In the case of the technique for causing some change to the magnetic film on the track sides as described above, a region where the change was caused can be used as a buffer region between the tracks. Therefore, the techniques are also effective in controlling cross light and crosstalk between the tracks. The domain wall displacement in the domain wall displacement layer is performed according to a temperature profile based on an isothermal line of domain wall displacement starting temperature of the temperature distribution formed on the medium at the time of reproduction. If performed by the above technique, there is also an effect that, by limiting an effective track width, the form of the domain walls in the front and back boundary portions of the recording mark become relatively linear so that its form consistency with the temperature profile is improved.
However, the above conventional technique is limited as to improvement of track density for the following reasons (1) to (3).
(1) The amplitude of the reproduction signal depends on the area of the recording mark occupying in a spot of a reproducing beam. Therefore, if the effective track width is rendered extremely smaller than a diameter of the spot of the reproducing beam, the area of the recording mark occupying in the spot becomes smaller and the amplitude of the reproduction signal is reduced. Thus, there is a limit to rendering the effective track width smaller.
(2) The track width has fluctuation of various frequency components in its length direction due to influence of processing accuracy and surface conditions. In particular, high-frequency fluctuation in a cycle equivalent to the thickness of the domain wall (for example, 50 nm) blocks the domain wall displacement.

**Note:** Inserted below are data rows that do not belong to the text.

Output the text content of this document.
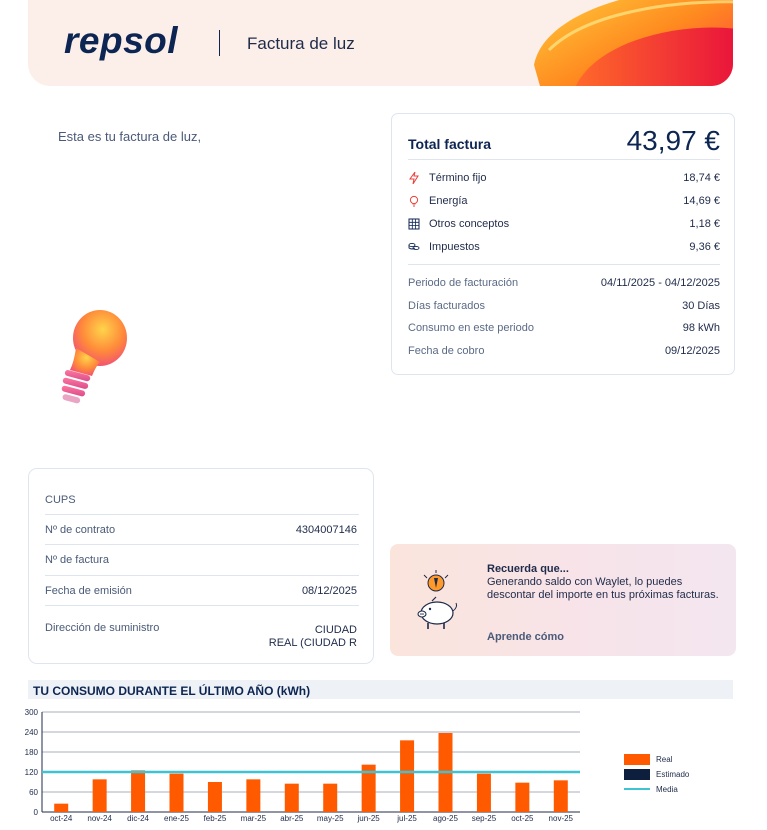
repsol	Factura de luz
Esta es tu factura de luz,	Total factura	43,97 €
Término fijo	18,74 €
Energía	14,69 €
Otros conceptos	1,18 €
Impuestos	9,36 €
Periodo de facturación	04/11/2025 - 04/12/2025
Días facturados	30 Días
Consumo en este periodo	98 kWh
Fecha de cobro	09/12/2025
CUPS
Nº de contrato	4304007146
Nº de factura
Fecha de emisión	08/12/2025
Dirección de suministro	CIUDAD
REAL (CIUDAD R
Recuerda que...
Generando saldo con Waylet, lo puedes descontar del importe en tus próximas facturas.
Aprende cómo
TU CONSUMO DURANTE EL ÚLTIMO AÑO (kWh)
0
60
120
180
240
300
oct-24 nov-24 dic-24 ene-25 feb-25 mar-25 abr-25 may-25 jun-25 jul-25 ago-25 sep-25 oct-25 nov-25
Real
Estimado
Media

To be more precise, if an energy change amount at the time of displacing the domain wall just by a minute distance dX is dE, a force acting on the domain wall is given by dE/dX. As the magnetic domain (corresponding to the recording mark) is recorded to the limit of the track width, a magnetic domain width changes if the track width changes. For this reason, the magnetic domain width becomes wide in a region where the track width is wide, so that a domain wall amount increases and the energy increases. Inversely, the magnetic domain width becomes narrow in a region where the track width is narrow, so that a domain wall amount decreases and the energy decreases. This energy change influences the domain wall displacement in the track direction. To be more precise, a force for blocking the domain wall displacement acts in a region where the track width becomes wide, and a force for promoting the domain wall displacement acts in a region where the track width becomes narrow. As the action of the force for blocking the domain wall displacement blocks stabilization of the domain wall displacement, the reproducing characteristics will deteriorate. The narrower the track width becomes, the greater the action of the force for blocking the domain wall displacement becomes.

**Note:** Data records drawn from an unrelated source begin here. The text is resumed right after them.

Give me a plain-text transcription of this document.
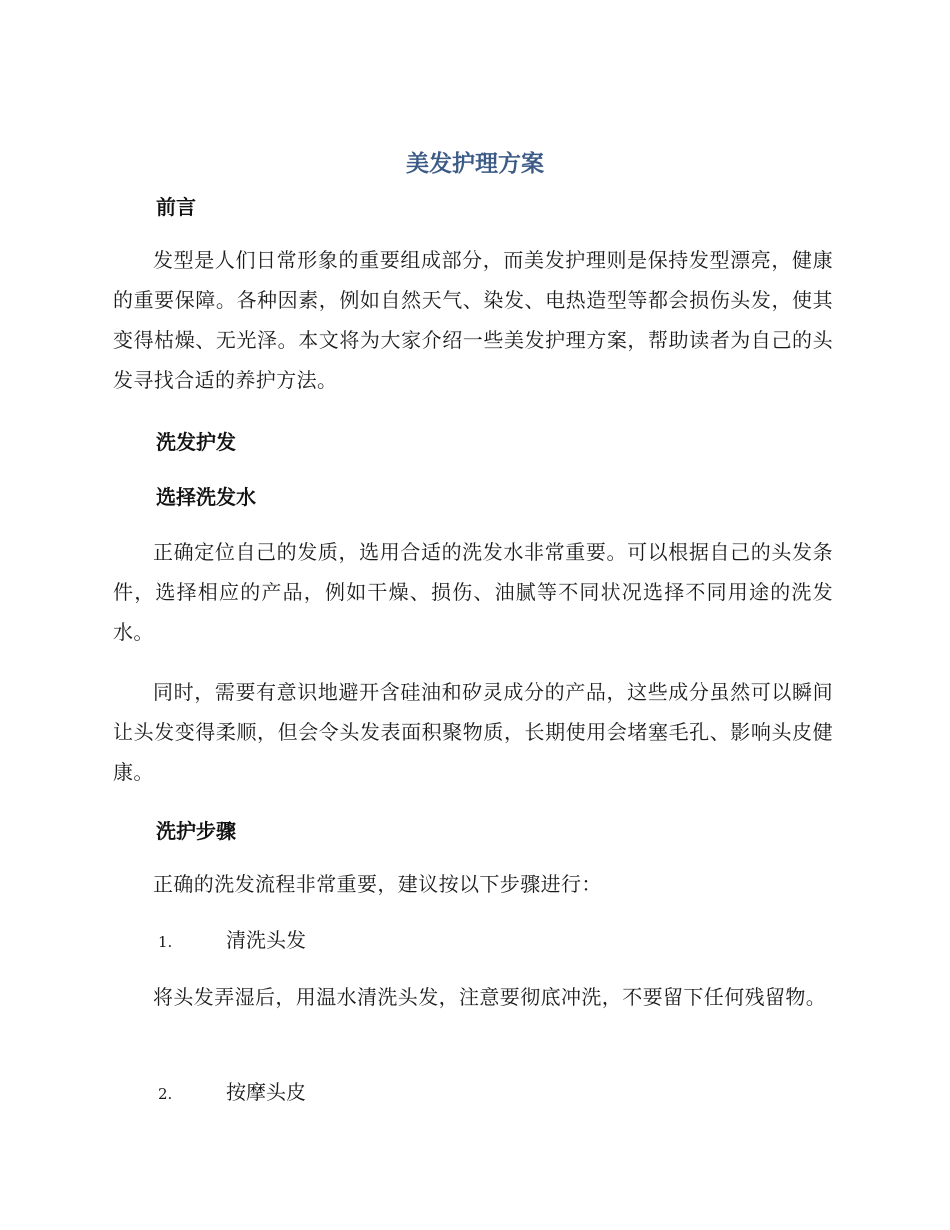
美发护理方案
前言
发型是人们日常形象的重要组成部分，而美发护理则是保持发型漂亮，健康的重要保障。各种因素，例如自然天气、染发、电热造型等都会损伤头发，使其变得枯燥、无光泽。本文将为大家介绍一些美发护理方案，帮助读者为自己的头发寻找合适的养护方法。
洗发护发
选择洗发水
正确定位自己的发质，选用合适的洗发水非常重要。可以根据自己的头发条件，选择相应的产品，例如干燥、损伤、油腻等不同状况选择不同用途的洗发水。
同时，需要有意识地避开含硅油和矽灵成分的产品，这些成分虽然可以瞬间让头发变得柔顺，但会令头发表面积聚物质，长期使用会堵塞毛孔、影响头皮健康。
洗护步骤
正确的洗发流程非常重要，建议按以下步骤进行：
1.	清洗头发
将头发弄湿后，用温水清洗头发，注意要彻底冲洗，不要留下任何残留物。
2.	按摩头皮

(3) As a track pitch is an addition of the track width and the buffer region, it is thinkable to narrow the buffer region in order to improve the track density. However, the buffer region needs to secure a certain width to control the cross light and so on, and so there is a limit to narrowing the buffer region. In particular, in the case of the method of annealing it with the laser, it is difficult, because of a constraint of a laser spot size in the first place, to narrow the buffer region (anneal region) to that size or less.